Lodi News-Sentinel

Kavanaugh case spurs revelation­s

- By Victoria Kim

LOS ANGELES — When the first woman came forward to allege that Supreme Court nominee Brett Kavanaugh had sexually assaulted her decades earlier, Kathy Gosnell decided it was time to share a painful secret of her own.

The retired Los Angeles Times copy editor, now living in DeKalb, Ill., made her story public on a private Facebook page popular with current and former employees of the newspaper.

“It’s time for me to speak up,” Gosnell, 73, wrote. “In the early 1980s, I was drugged, beaten and raped by one of our colleagues at the L.A. Times.”

She said she had told no one for three decades, but felt inspired last week to come forward to show support for Kavanaugh’s accuser and other women who said they too had stayed silent for years about abuse.

Gosnell’s post — about an unidentifi­ed male colleague she said has since died — inspired several colleagues to share their experience­s of being harassed by men at the Times, in some instances having their complaints brushed off by supervisor­s. They recounted stories of drunken calls in the middle of the night, repeated unwelcome touching and watching men accused of sexual misconduct not only keeping their jobs but being promoted.

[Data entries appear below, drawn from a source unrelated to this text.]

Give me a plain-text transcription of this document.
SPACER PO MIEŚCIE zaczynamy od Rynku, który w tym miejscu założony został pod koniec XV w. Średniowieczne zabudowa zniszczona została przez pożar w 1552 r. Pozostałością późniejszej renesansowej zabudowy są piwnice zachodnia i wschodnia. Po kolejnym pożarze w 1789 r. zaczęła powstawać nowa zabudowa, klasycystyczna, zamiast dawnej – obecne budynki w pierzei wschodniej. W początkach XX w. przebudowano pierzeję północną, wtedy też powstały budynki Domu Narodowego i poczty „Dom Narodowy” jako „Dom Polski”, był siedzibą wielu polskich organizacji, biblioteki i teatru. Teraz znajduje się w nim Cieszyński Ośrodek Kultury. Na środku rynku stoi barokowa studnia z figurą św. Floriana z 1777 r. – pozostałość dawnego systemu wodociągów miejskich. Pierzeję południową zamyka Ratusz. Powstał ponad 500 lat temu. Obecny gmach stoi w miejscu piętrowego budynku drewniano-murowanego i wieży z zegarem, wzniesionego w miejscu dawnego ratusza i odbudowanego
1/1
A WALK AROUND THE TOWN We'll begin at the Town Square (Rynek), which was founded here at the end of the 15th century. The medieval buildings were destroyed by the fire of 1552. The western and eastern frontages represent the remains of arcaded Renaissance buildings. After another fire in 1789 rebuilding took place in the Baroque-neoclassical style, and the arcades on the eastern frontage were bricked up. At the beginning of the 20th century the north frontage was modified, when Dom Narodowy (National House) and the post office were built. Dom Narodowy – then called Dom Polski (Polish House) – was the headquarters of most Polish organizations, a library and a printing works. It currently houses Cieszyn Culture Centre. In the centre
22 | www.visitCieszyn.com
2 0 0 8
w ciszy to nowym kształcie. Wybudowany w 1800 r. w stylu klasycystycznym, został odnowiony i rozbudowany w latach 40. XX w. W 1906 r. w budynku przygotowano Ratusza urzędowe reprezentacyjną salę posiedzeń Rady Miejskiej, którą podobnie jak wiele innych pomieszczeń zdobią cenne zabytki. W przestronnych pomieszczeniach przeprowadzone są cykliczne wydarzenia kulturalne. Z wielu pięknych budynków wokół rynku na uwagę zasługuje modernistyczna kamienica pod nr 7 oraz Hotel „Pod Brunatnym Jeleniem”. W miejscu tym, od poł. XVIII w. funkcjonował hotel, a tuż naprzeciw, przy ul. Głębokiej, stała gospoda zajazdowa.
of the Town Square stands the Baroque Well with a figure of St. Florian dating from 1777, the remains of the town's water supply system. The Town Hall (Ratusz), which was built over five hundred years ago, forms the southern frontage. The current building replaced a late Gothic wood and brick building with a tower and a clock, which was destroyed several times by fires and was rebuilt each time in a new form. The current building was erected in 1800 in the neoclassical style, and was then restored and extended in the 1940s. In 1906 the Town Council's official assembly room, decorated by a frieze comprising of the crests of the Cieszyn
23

The discussion on the Times alumni Facebook page reflects a larger dialogue occurring across America in the wake of the Kavanaugh allegation­s and his supporters’ assailing his accuser’s credibilit­y.

Times Executive Editor Norman Pearlstine said he was deeply troubled by Gosnell’s experience. It was unclear whether any of the accusation­s made on the Facebook forum involved people currently working at the paper.

As the 1991 testimony of Anita Hill against nowSupreme Court Justice Clarence Thomas sparked conversati­ons about sexual harassment, Palo Alto professor Christine Blasey Ford’s allegation­s against Kavanaugh are prompting women to speak up about having been victims of sexual violence and about the social environmen­t that kept them silent.

Gosnell said she was only a few years into her tenure at the Times, in her late 30s, when an older colleague she knew casually invited her over for dinner. He was respected and liked in the newsroom, and she thought of it as a nice gesture, she said.

When she arrived at his house, she sat down at his kitchen table and he poured her a drink. That was the last thing she remembered, she said, before she came to in his bed in the middle of the night, her clothes strewn around the room and her neck, shoulders and upper arms covered in bruises.

She got up, got dressed and left. She took shower after shower after shower and never told a soul. She did not think she would be believed at the Times — he was an establishe­d figure in the newsroom and she a fairly new hire. By speaking up, she thought, she would jeopardize her career.

“It never occurred to me that I would have had a prayer if I reported it,” she said in an interview. “I didn’t feel like I would be supported; he was very well liked by management I just figured it was his word against mine, and the upper echelons were all male.”